You can observe the reference count with sys.getrefcount() (the function adds one extra reference for the argument you pass).
import sys
x = [1, 2, 3]
print(f"Initial refcount: {sys.getrefcount(x)=}") # 2 (x + argument)
y = x
print(f"Assigning y <- x: {sys.getrefcount(x)=}") # 3
z = x
print(f"Assigning z <- x: {sys.getrefcount(x)=}") # 4
del y
print(f"De‑assigning y: {sys.getrefcount(x)=}") # 3
z = None
print(f"De‑assigning z: {sys.getrefcount(x)=}") # 2
del x
print("Deleted x")
When the reference count drops to 0, CPython immediately frees the object.
Weak references and circular references
A weak reference does not increase the reference count, allowing objects to be reclaimed even if a weak reference to them still exists.
import sys
import weakref
class Node:
def __init__(self, child):
self.child = child
a = Node(None) # refcnt = 1
b = Node(None)
a_ref = weakref.ref(a) # weak reference, no refcnt increase
a.child = b
b.child = a # creates a cycle, refcnt = 2 for each
print(f"All refs a, b, and a_ref assigned: {sys.getrefcount(a_ref())=}") # 3 (2 + argument)
del a
print(f"After variable A deleted: {sys.getrefcount(a_ref())=}") # 3 (still alive because of the cycle)
del b
print(f"After variable B deleted: {sys.getrefcount(a_ref())=}") # 2 (object freed, but weakref still returns None)
Why reference counting alone can’t break cycles
When objects reference each other (a cycle), their reference counts never reach zero, so they would leak memory. CPython therefore adds a generational garbage collector that can detect and collect such cycles.

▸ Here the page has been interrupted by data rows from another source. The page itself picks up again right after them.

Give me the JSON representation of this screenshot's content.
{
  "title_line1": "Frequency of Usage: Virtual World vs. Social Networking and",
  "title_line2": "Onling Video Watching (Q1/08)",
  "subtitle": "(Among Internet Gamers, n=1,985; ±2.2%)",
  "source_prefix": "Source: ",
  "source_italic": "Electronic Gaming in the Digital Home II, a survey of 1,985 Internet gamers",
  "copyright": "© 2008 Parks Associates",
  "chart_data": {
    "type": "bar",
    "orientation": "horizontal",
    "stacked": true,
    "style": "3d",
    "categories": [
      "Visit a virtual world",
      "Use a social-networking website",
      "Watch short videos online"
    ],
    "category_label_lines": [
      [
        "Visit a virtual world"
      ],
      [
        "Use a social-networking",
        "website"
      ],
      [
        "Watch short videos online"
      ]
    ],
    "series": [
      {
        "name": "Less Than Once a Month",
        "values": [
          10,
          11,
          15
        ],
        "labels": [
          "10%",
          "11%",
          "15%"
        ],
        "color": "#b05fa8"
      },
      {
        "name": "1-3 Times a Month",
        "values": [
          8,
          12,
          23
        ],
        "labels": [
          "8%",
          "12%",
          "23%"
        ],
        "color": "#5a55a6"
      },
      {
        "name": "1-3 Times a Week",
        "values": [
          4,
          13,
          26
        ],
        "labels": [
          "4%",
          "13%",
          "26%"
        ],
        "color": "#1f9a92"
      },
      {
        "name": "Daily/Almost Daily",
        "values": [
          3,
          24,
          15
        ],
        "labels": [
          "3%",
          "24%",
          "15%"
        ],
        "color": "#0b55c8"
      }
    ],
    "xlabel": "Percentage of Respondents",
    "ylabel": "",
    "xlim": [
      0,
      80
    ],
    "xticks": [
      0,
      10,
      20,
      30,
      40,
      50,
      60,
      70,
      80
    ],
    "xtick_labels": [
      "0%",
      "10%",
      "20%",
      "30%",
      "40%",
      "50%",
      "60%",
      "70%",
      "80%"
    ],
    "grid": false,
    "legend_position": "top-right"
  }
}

Generational garbage collector
The collector is based on the generational hypothesis:
- Most objects die young (≈ 80‑90 %).
- Old objects rarely reference young objects.
CPython maintains three generations:
| Generation | When it runs | Description |
|---|---|---|
| 0 | Every gc.get_threshold()[0] allocations (default 700) | New objects. |
| 1 | Every gc.get_threshold()[1] collections of generation 0 (default 10) | Objects that survived one Gen 0 collection. |
| 2 | Every gc.get_threshold()[2] collections of generation 1 (default 10) | Long‑living objects. |
import gc
print(f"GC generations thresholds: {gc.get_threshold()}")

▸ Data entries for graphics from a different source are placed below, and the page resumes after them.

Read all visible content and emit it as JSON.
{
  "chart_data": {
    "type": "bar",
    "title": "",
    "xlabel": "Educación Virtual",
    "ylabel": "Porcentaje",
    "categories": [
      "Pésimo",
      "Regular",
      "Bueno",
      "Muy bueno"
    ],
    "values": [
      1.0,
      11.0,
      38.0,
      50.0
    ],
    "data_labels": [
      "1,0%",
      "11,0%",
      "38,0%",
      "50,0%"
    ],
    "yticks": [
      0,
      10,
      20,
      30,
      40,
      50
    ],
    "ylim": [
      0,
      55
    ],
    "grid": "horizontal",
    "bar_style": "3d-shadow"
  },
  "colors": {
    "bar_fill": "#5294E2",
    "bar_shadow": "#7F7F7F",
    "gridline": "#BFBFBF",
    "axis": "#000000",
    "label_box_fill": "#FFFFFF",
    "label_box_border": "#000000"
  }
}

# (700, 10, 10) by default
Because generation 0 collections happen only after a certain number of allocations, a newly created object (or a weak‑referenced object) may remain alive for a short time even after all strong references are gone. This explains why, in the example above, the weak reference a_ref() could still be accessed after a and b were deleted – the cyclic garbage had not yet been collected.
TL;DR
- String interning caches certain strings, making them effectively immortal.
- Small integers are stored in a pre‑allocated contiguous array; each slot occupies 32 bytes, though the object itself uses 28 bytes.

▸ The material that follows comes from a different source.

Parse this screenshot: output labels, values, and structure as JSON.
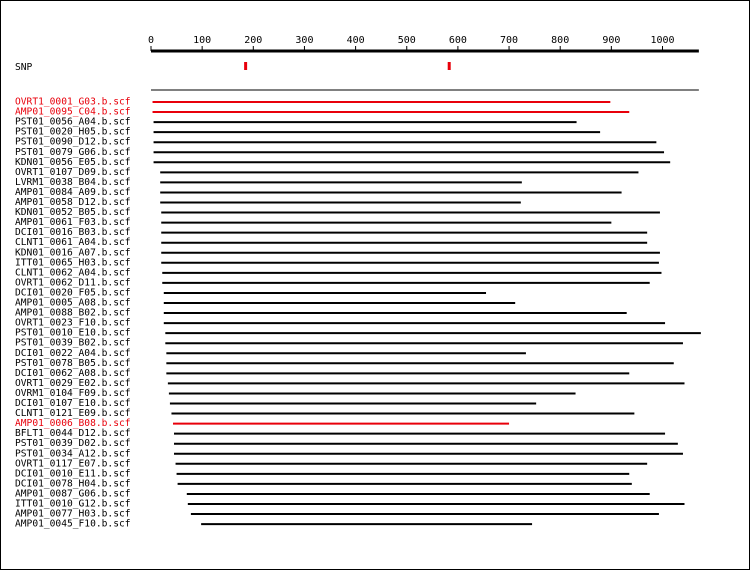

- Every CPython object starts with a
PyObjectheader (ob_refcnt+ob_type). - Reference counting automatically frees objects when their count drops to zero.
- Weak references let you hold a non‑owning pointer to an object.
- Circular references are handled by the generational garbage collector, which runs periodically based on allocation thresholds.